Open leviramsey opened 3 years ago

leviramsey commented 3 years ago

Great set of articles!

I'm a little struck by the exclusion of the Akka ecosystem (partly because I've been involved in migrating a large Spark batch pipeline to real-time streaming with Akka). Akka Streams + Persistence together comprise a low-level library that's more akin (in terms of abstraction level) to differential-dataflow.

I'm game to implement this in Akka if there's interest in inclusion.

jamii commented 3 years ago

I had a quick look and don't see any support for joins or for retraction-aware aggregates. It looks like it's in the same boat as storm/spark/samza etc - you could build a library for time-varying collections on top of it, but then that's the library we should be testing, not the underlying layer.

leviramsey commented 3 years ago

One would idiomatically implement both in Akka using actors (and event sourcing). It's a somewhat different model from those here, which is part of why it might be interesting.

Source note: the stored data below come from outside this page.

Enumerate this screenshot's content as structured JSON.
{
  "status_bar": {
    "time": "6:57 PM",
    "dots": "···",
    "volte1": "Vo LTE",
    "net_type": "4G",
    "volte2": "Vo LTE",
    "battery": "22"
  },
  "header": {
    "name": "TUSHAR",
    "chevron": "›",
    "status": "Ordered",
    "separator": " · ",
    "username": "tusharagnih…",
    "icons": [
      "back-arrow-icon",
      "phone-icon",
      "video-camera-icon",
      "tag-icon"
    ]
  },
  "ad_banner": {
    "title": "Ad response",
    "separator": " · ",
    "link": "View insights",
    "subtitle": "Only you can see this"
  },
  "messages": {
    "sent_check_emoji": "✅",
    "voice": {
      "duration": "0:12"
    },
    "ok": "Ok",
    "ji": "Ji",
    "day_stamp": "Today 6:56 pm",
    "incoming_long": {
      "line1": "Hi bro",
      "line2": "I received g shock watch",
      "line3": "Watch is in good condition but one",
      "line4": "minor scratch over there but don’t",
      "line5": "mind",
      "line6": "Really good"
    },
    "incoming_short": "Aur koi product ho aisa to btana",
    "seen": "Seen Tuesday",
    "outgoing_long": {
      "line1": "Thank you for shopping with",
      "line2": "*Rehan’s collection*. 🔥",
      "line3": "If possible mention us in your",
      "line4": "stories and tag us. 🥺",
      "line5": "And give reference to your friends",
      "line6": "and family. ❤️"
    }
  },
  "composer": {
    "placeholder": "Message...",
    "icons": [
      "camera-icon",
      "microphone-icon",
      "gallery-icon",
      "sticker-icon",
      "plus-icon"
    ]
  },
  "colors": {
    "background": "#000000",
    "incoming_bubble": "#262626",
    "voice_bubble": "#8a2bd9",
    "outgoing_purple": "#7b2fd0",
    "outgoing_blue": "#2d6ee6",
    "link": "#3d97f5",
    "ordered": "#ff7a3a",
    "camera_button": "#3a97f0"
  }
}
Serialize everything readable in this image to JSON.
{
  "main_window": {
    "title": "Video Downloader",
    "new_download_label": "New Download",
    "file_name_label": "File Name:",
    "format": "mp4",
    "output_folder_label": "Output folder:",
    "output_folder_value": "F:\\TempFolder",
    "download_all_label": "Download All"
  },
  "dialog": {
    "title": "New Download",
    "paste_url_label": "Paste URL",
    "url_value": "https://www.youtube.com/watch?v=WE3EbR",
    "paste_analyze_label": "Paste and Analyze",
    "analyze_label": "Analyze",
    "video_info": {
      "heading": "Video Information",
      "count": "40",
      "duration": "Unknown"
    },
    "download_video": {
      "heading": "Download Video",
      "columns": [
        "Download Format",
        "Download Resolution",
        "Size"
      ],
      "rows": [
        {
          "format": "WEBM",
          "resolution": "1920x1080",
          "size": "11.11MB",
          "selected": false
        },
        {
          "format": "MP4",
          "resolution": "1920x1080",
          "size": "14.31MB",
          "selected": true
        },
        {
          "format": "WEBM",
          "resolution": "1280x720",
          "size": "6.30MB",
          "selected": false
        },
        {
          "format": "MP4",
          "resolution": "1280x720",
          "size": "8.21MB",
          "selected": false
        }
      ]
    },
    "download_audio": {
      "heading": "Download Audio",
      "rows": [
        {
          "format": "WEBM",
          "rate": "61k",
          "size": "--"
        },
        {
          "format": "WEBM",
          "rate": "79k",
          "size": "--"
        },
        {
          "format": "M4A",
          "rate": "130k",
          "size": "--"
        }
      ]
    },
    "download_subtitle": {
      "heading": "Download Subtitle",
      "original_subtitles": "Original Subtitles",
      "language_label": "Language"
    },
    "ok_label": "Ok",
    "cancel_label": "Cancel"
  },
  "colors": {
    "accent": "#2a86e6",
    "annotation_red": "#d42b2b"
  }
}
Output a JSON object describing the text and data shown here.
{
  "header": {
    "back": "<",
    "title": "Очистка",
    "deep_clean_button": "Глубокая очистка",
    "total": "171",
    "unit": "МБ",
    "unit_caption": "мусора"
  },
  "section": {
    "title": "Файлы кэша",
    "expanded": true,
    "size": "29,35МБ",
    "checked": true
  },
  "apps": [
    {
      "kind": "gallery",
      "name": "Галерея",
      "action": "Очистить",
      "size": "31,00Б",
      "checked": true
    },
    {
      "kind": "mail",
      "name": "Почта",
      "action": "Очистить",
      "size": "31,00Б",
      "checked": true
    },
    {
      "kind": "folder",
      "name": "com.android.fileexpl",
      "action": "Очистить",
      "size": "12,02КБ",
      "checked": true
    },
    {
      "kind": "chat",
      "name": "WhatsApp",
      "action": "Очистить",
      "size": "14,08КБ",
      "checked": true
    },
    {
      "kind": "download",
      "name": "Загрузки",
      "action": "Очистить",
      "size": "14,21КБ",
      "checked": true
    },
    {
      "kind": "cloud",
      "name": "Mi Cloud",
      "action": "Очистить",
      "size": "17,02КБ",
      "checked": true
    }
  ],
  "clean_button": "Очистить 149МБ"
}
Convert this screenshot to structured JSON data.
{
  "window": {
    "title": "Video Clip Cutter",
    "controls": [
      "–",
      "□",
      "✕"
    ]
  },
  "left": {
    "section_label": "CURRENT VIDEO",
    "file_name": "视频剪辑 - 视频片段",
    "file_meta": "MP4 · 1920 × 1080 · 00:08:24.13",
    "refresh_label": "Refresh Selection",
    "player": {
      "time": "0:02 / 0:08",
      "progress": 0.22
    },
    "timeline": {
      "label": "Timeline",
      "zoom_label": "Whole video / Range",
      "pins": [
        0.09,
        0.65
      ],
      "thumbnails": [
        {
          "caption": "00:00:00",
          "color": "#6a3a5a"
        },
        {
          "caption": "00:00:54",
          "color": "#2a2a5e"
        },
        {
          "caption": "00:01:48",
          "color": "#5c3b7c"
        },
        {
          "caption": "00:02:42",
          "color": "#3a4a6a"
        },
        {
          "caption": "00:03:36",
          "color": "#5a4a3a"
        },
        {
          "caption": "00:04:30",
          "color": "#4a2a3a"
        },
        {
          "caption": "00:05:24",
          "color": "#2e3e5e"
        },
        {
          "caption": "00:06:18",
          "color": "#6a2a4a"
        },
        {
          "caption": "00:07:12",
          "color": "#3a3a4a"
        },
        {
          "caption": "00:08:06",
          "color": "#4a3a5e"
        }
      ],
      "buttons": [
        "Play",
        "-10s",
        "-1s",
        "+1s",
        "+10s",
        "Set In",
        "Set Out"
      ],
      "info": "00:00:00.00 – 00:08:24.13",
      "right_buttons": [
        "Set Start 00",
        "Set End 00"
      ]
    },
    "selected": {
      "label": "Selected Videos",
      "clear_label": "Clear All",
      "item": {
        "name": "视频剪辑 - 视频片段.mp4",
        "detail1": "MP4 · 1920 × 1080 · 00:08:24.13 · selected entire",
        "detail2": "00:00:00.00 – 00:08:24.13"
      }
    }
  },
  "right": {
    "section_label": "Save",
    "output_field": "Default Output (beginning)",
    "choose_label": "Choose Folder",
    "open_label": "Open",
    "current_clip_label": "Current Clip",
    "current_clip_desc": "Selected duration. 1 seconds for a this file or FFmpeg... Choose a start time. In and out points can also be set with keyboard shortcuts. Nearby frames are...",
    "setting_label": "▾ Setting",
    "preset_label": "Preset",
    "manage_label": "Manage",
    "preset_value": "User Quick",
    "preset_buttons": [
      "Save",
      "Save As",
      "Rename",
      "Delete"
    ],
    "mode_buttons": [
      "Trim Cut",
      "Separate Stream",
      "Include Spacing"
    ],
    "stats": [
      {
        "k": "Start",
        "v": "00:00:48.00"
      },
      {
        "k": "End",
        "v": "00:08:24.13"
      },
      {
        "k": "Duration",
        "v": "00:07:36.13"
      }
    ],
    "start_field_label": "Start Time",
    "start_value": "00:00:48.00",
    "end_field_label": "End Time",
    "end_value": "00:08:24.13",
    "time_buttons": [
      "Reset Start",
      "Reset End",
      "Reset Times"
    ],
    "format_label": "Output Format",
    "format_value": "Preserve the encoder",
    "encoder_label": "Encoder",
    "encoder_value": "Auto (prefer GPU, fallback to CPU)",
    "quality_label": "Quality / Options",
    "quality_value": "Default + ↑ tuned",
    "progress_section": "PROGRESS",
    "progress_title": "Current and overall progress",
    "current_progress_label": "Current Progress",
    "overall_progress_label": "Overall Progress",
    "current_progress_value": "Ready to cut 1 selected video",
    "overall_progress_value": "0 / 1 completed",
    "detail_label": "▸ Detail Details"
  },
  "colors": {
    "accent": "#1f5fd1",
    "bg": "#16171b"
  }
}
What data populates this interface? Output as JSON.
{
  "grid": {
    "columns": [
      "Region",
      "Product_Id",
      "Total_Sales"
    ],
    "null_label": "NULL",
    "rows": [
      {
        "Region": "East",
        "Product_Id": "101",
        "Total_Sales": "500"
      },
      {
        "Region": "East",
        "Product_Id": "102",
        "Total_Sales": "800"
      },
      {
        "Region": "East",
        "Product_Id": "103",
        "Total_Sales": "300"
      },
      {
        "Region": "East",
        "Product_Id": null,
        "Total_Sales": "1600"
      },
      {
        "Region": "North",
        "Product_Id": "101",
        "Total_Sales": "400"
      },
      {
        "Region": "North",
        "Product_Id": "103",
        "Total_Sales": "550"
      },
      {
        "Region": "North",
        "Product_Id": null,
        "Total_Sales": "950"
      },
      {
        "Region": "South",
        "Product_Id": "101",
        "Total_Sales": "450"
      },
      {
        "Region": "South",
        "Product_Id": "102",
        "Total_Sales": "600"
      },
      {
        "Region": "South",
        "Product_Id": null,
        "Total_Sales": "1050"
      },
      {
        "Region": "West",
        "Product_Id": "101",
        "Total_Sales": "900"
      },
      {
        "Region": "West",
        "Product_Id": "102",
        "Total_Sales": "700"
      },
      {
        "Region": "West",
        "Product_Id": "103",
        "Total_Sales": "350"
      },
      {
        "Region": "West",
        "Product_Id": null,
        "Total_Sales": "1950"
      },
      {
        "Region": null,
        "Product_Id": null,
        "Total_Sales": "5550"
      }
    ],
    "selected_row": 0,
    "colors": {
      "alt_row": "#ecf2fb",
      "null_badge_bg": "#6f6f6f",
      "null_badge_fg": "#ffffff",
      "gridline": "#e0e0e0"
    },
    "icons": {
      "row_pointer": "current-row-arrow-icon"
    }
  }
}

jamii commented 3 years ago

I agree, my point is just that akka itself doesn't provide most of the features that I'm testing in this repo. If you wanted to write a library on top of akka that provides consistent operations on time-varying collections, then we could test that and talk about it's properties. But akka itself would just be a delivery layer, and whether or not your code was consistent would depend on what code you write and not on what facilities akka provides. Whereas code written for ksqldb or flink tables is always eventually consistent and code for differential dataflow is always internally and eventually consistent. "Is akka consistent?" is not a question we can usefully answer because it's a lower level layer.